In May 1948 I visited my parents-in-law in Warnemünde. As I returned to our cellar apartment I could not believe my eyes. There in the kitchen stood my husband. He had been released from the Russian prisoner of war camp, barely recognizable. He was completely undernourished and suffering from dropsy. The joy at our reunion was great. We tried to get a room to make a new beginning for ourselves. Until that time I had lived together with my parents and siblings. After several vain attempts we found a place in a garden house that belonged to an old lady.
Christmas 1948 my brother Kurt came to visit. He had gone to West Germany in the summer of 1948. We thought about whether Karl should return with him to Hannover. My brother was being retrained at a construction site and lived in a bunker. No sooner said than done. After Christmas they left. However, they did not take me with them. It was too uncertain. Now I was once again alone. But within two months they returned for me. The journey was an adventure because the zone border had to be crossed illegally. But at that time there was no shooting. The crossing was at night, even across a river. Once we were caught, but after awhile we were released, because the men had west passes. I will never forget how tired and cold we were when we arrived in Hannover. I was allowed to move into the bunker with them. Between the three of us we had a room that measured two meters by three meters with two beds, one on top of the other, a table and two stools. Naturally, there was no daylight, but it was warm. This was our beginning in the west. And here we could eat as much as we wished. Here there was enough bread and syrup, too. Good bread with syrup still tastes good today. Karl had the good luck to find work. And he had recovered from his imprisonment. After a half year we had a chance to move together with Kurt into a half-destroyed house at Göttingerstraße 46. We had a room on the fourth floor to rebuild. It was a very modest beginning. For furniture we had a wooden bed with a straw mattress and a table, both roughly put together by a construction carpenter. And there were two three-legged chairs. In the ruins we found an old cookstove, also with three legs. For a long time that was our only way to cook. For Kurt there was another mattress and a small shelf. We were glad to have daylight, a roof over our heads and enough to eat. I wrote to our parents: "We have everything we need." How easily pleased we had become since the end of the war.

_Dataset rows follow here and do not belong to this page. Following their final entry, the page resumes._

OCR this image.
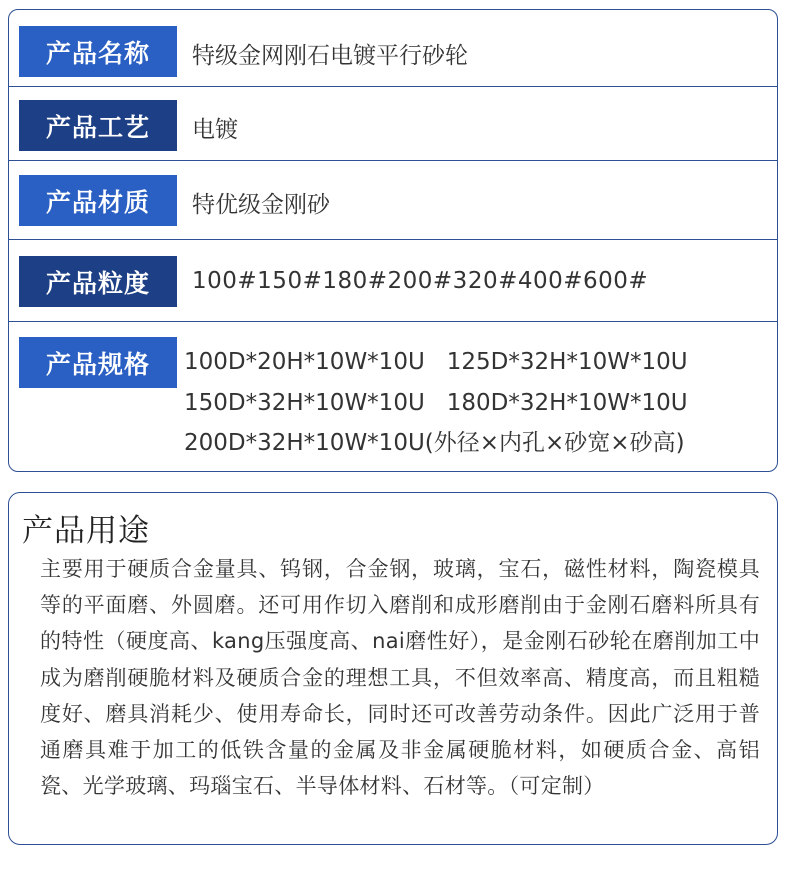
产品名称	特级金网刚石电镀平行砂轮
产品工艺	电镀
产品材质	特优级金刚砂
产品粒度	100#150#180#200#320#400#600#
产品规格	100D*20H*10W*10U 125D*32H*10W*10U
150D*32H*10W*10U 180D*32H*10W*10U
200D*32H*10W*10U(外径×内孔×砂宽×砂高)
产品用途
主要用于硬质合金量具、钨钢，合金钢，玻璃，宝石，磁性材料，陶瓷模具等的平面磨、外圆磨。还可用作切入磨削和成形磨削由于金刚石磨料所具有的特性（硬度高、kang压强度高、nai磨性好），是金刚石砂轮在磨削加工中成为磨削硬脆材料及硬质合金的理想工具，不但效率高、精度高，而且粗糙度好、磨具消耗少、使用寿命长，同时还可改善劳动条件。因此广泛用于普通磨具难于加工的低铁含量的金属及非金属硬脆材料，如硬质合金、高铝瓷、光学玻璃、玛瑙宝石、半导体材料、石材等。（可定制）
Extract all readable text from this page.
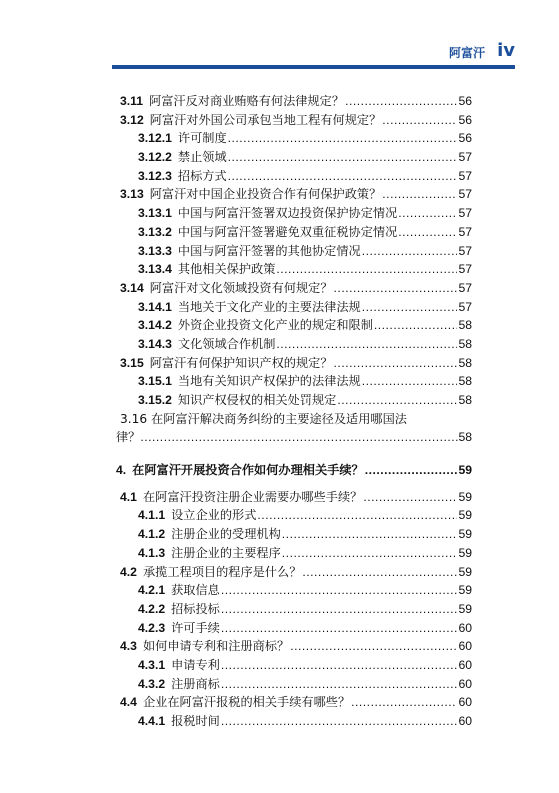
阿富汗 iv
3.11 阿富汗反对商业贿赂有何法律规定？ .....	56
3.12 阿富汗对外国公司承包当地工程有何规定？ .....	56
3.12.1 许可制度 .....	56
3.12.2 禁止领域 .....	57
3.12.3 招标方式 .....	57
3.13 阿富汗对中国企业投资合作有何保护政策？ .....	57
3.13.1 中国与阿富汗签署双边投资保护协定情况 .....	57
3.13.2 中国与阿富汗签署避免双重征税协定情况 .....	57
3.13.3 中国与阿富汗签署的其他协定情况 .....	57
3.13.4 其他相关保护政策 .....	57
3.14 阿富汗对文化领域投资有何规定？ .....	57
3.14.1 当地关于文化产业的主要法律法规 .....	57
3.14.2 外资企业投资文化产业的规定和限制 .....	58
3.14.3 文化领域合作机制 .....	58
3.15 阿富汗有何保护知识产权的规定？ .....	58
3.15.1 当地有关知识产权保护的法律法规 .....	58
3.15.2 知识产权侵权的相关处罚规定 .....	58
3.16 在阿富汗解决商务纠纷的主要途径及适用哪国法
律？ .....	58
4. 在阿富汗开展投资合作如何办理相关手续？ .....	59
4.1 在阿富汗投资注册企业需要办哪些手续？ .....	59
4.1.1 设立企业的形式 .....	59
4.1.2 注册企业的受理机构 .....	59
4.1.3 注册企业的主要程序 .....	59
4.2 承揽工程项目的程序是什么？ .....	59
4.2.1 获取信息 .....	59
4.2.2 招标投标 .....	59
4.2.3 许可手续 .....	60
4.3 如何申请专利和注册商标？ .....	60
4.3.1 申请专利 .....	60
4.3.2 注册商标 .....	60
4.4 企业在阿富汗报税的相关手续有哪些？ .....	60
4.4.1 报税时间 .....	60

We lived there on Göttingerstraße for twelve years. Gradually we accumulated furniture and other things. Apartments were still short in supply. Finally in 1961 we had our first real residence, a two-room apartment, even with a bath and a balcony, in Hainholz. We lived there for ten years. By this time Karl was employed at the Veterinary University. That was how we were able in 1971 to get a larger apartment in Hannover-Bemerode. We had had our Thomas since 1965 and for that reason were glad to have more room. Here on the edge of the city we were comfortable. We still live here in Bemerode and hope to spend our last years here, too.
I will close my account with the following sentences. It was not a good time for us under the Russians and Poles. We can look back with gratitude, that we survived all those privations and fears. It was not easy. So many people lost their lives and so many suffered more than we did. So many young people who had never really lived. We must never forget.